Vu les autres pièces du dossier.

Vu le code de justice administrative.

La présidente du tribunal a désigné Mme Boukheloua, vice-présidente, pour statuer sur les demandes de référé.

Considérant ce qui suit :

1. M. A, ressortissant malien, a obtenu le 26 aout 2022, une attestation de décision favorable à sa demande d'admission au séjour.

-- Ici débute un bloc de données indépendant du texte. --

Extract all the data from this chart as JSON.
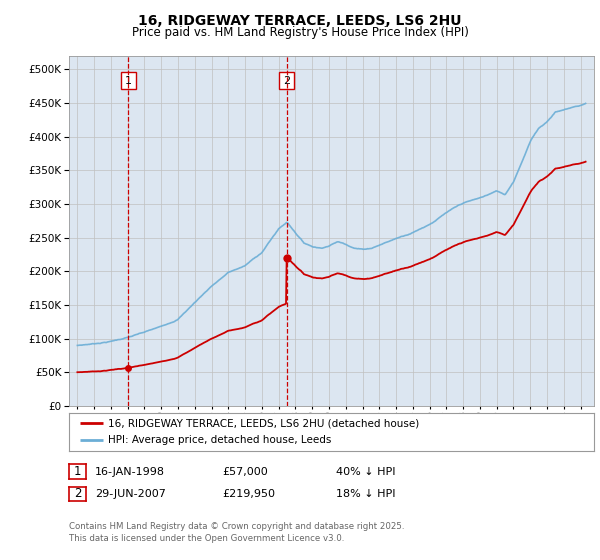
{
  "title": "16, RIDGEWAY TERRACE, LEEDS, LS6 2HU",
  "subtitle": "Price paid vs. HM Land Registry's House Price Index (HPI)",
  "hpi_label": "HPI: Average price, detached house, Leeds",
  "property_label": "16, RIDGEWAY TERRACE, LEEDS, LS6 2HU (detached house)",
  "purchase1_date": "16-JAN-1998",
  "purchase1_price": 57000,
  "purchase1_note": "40% ↓ HPI",
  "purchase2_date": "29-JUN-2007",
  "purchase2_price": 219950,
  "purchase2_note": "18% ↓ HPI",
  "purchase1_year": 1998.04,
  "purchase2_year": 2007.49,
  "hpi_color": "#6baed6",
  "property_color": "#cc0000",
  "vline_color": "#cc0000",
  "bg_color": "#dce6f1",
  "plot_bg": "#ffffff",
  "grid_color": "#c0c0c0",
  "legend_box_color": "#cc0000",
  "footer_text": "Contains HM Land Registry data © Crown copyright and database right 2025.\nThis data is licensed under the Open Government Licence v3.0.",
  "ylim": [
    0,
    520000
  ],
  "yticks": [
    0,
    50000,
    100000,
    150000,
    200000,
    250000,
    300000,
    350000,
    400000,
    450000,
    500000
  ],
  "xlim_start": 1994.5,
  "xlim_end": 2025.8
}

Par la présente requête, il demande au juge des référés, sur le fondement de l'article L. 521-3 du code de justice administrative, d'ordonner au préfet des Yvelines de lui fixer un rendez-vous en vue de la délivrance de sa carte de résident.

Sur la demande d'admission provisoire à l'aide juridictionnelle :

2. Aux termes de l'article 20 de la loi du 10 juillet 1991 relative à l'aide juridique : " Dans les cas d'urgence, sous réserve de l'application des règles relatives aux commissions ou désignations d'office, l'admission provisoire à l'aide juridictionnelle peut être prononcée () par la juridiction compétente ou son président ".

3. Il y a lieu, eu égard à l'urgence qui s'attache à ce qu'il soit statué sur la requête de M. A, de prononcer son admission provisoire à l'aide juridictionnelle.

Sur les conclusions présentées sur le fondement de l'article L. 521-3 du code de justice administrative :

4. Aux termes de l'article L. 521-3 du code de justice administrative : " En cas d'urgence et sur simple requête qui sera recevable même en l'absence de décision administrative préalable, le juge des référés peut ordonner toutes autres mesures utiles sans faire obstacle à l'exécution d'aucune décision ".

5. Par un mémoire, enregistré le 4 juillet 2024, M. A a déclaré se désister de ses conclusions à fin d'injonction. Ce désistement étant pur et simple, rien ne s'oppose à ce qu'il en soit donné acte.

Sur les frais d'instance :

6. Il n'y a pas lieu, dans les circonstances de l'espèce, de faire droit aux conclusions de M. A présentées sur le fondement des dispositions de l'article L. 761-1 du code de justice administrative et de l'article 37 de la loi du 10 juillet 1991.

O R D O N N E :

Article 1er : M. A est admis au bénéfice de l'aide juridictionnelle provisoire.

Article 2 : Il est donné acte du désistement des conclusions aux fins d'injonction de M. A.

Article 3 : Le surplus des conclusions de la requête est rejeté.

Article 4 : La présente ordonnance sera notifiée à M. B A et au ministre de l'intérieur et des outre-mer.

Copie en sera adressée au préfet des Yvelines.

Fait à Versailles, le 22 juillet 2024.

La juge des référés,

signé

N. Boukheloua

La République mande et ordonne au ministre de l'intérieur et des outre-mer en ce qui le concerne ou à tous commissaires de justice à ce requis en ce qui concerne les voies de droit commun contre les parties privées, de pourvoir à l'exécution de la présente décision.